Monday, July 28, 2008

Grid16

Grid16 is a collection of minigames, much like Four Second Frenzy (review here), and like Four Second Frenzy, it is brought to you by the prolific jmtb02, which means that you'll see a well-polished game with not necessarily particularly deep gameplay. (Unlike Four Second Frenzy, however, in which each game has its own separate designer and hence separate aesthetic, here all the games are designed by jmtb02, which gives the game a much more unified feel.)

The basic gameplay concept is very simple: one out of the 16 minigames starts, and you play it for a few seconds. If you survive, you are switched to a different minigame; if you fail, then that minigame is removed from the rotation. When you've failed on all 16 minigames, the game ends and gives your rating in three different categories of game skills, which is kind of neat. As you go along, the speed multiplier increases, making the games considerably more difficult. Grid16 doesn't even give you the courtesy of flashing an instruction before starting a game; you're plunged right in, with some text of varying helpfulness scrolling along the top.

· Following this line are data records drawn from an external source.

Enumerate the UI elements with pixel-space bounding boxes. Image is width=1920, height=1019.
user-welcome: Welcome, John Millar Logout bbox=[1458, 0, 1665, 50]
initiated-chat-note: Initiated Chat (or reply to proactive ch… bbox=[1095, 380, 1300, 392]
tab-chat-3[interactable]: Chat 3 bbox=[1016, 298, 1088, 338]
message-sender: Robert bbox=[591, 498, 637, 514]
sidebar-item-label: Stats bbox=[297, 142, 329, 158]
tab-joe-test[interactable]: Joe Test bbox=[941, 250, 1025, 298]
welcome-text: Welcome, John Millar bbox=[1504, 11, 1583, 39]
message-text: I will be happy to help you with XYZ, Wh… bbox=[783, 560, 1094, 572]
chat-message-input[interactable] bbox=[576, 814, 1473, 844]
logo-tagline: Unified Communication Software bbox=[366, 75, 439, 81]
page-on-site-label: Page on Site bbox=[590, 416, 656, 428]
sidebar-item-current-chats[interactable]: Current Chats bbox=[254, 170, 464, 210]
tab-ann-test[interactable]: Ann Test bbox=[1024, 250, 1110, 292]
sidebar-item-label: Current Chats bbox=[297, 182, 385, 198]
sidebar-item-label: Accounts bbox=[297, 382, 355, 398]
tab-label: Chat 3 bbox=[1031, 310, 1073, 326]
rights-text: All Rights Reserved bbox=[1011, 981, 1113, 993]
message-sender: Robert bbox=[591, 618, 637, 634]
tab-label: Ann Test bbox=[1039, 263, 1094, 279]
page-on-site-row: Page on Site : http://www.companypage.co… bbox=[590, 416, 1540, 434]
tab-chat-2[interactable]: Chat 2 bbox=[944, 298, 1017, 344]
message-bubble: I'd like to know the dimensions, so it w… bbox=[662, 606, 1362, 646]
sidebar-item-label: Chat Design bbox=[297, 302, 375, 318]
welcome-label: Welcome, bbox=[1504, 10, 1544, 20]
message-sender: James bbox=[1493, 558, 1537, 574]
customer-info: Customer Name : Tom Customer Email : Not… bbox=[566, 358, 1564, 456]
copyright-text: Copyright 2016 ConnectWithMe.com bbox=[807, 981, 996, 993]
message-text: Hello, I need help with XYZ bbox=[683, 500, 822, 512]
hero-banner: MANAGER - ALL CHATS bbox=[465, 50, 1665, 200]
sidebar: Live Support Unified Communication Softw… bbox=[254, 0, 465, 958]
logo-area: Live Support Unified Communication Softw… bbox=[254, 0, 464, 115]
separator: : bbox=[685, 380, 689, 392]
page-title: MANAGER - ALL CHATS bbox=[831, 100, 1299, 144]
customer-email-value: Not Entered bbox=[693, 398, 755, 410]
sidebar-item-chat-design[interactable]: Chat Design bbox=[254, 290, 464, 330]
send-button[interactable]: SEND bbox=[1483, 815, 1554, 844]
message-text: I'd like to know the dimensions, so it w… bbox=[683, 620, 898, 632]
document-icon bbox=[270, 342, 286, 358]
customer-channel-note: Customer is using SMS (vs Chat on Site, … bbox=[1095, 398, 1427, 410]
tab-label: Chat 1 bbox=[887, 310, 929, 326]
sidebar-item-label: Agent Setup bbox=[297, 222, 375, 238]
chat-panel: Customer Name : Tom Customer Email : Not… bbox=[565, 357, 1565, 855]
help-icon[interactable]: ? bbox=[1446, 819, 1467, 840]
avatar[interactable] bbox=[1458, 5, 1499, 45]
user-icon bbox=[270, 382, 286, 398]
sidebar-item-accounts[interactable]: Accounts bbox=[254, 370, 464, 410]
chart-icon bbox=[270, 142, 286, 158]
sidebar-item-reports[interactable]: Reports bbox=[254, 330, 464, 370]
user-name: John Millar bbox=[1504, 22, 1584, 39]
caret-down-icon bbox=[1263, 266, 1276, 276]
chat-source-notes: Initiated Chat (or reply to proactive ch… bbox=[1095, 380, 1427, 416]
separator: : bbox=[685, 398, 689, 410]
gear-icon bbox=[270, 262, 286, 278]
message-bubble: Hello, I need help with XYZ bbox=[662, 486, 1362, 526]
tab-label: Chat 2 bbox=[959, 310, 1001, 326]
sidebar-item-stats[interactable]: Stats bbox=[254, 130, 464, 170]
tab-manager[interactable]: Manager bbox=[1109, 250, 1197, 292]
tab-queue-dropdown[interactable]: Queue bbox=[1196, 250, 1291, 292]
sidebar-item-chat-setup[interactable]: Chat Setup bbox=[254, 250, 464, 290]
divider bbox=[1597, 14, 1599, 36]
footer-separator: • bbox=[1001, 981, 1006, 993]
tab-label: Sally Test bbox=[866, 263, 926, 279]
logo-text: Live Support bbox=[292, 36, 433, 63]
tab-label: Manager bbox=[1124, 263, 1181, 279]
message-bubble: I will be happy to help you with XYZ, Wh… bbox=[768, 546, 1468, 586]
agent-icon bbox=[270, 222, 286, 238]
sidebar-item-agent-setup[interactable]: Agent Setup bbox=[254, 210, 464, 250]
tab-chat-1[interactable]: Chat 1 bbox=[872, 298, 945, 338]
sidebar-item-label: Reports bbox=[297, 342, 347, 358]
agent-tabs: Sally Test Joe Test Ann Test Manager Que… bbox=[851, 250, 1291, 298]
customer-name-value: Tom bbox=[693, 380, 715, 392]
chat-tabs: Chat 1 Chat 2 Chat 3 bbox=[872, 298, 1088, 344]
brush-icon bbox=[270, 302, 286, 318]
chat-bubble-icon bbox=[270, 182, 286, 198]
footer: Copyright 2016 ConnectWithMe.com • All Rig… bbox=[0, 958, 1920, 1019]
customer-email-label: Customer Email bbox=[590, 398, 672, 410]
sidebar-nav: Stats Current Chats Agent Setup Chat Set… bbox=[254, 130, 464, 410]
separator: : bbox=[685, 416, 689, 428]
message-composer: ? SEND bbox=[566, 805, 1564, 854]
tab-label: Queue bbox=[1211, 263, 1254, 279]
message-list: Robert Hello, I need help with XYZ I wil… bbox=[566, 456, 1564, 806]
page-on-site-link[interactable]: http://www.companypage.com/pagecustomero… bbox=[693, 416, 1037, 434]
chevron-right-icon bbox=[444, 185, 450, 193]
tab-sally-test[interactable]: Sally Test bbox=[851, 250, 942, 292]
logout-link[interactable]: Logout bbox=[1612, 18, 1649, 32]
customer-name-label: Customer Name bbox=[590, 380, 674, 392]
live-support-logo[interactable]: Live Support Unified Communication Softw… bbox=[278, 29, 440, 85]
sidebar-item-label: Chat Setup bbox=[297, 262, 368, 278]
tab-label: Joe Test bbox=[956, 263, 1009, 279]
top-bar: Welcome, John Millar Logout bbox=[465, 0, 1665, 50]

The main problem with Grid16 is that it has the reward system backwards. Games that you're bad at you will get quickly eliminated in, meaning that you don't get much of a chance to improve in those games. This is especially frustrating when you don't even see a minigame until the speed multiplier has already been cranked up a few notches, giving you even less of a chance to survive your first time. (The minigame selection is always random, so you may see one minigame several times before you see the first appearance of another.) Conversely, you can do well by being proficient in only a few games, since once you're down to just a few minigames left you'll just keep getting those. In the extreme case, you could probably just practice to be really good at one game and ignore the other fifteen entirely. This kind of defeats the purpose of having so many minigames, really. The other flaw is that one of the games is bugged -- at least in some Flash versions (it works fine on my home computer, but not other computers), it's possible to fall through the floor, which makes the game awfully easy. One other thing to watch out for is that each minigame always picks up from where you left it off last time, which can be surprisingly frustrating -- you can't just plan to survive for your three seconds (or however long it is), but always have to be thinking ahead.

As befits a jmtb02 production, the production values are solid -- the graphics are simple but clean, and the music is nicely intense, but there is the occasional typo. This is not an easy game -- even getting the easy badge is not quite trivial, and getting the hard badge is exceedingly difficult. Unless, alas, your computer is slow, in which case it's much, much easier. Overall, while I generally enjoy the minigame concept, the fact that I really don't get to enjoy the whole game but just end up playing the same few minigames repeatedly is kind of a disappointment, so I wouldn't rank this quite as highly as Four Second Frenzy.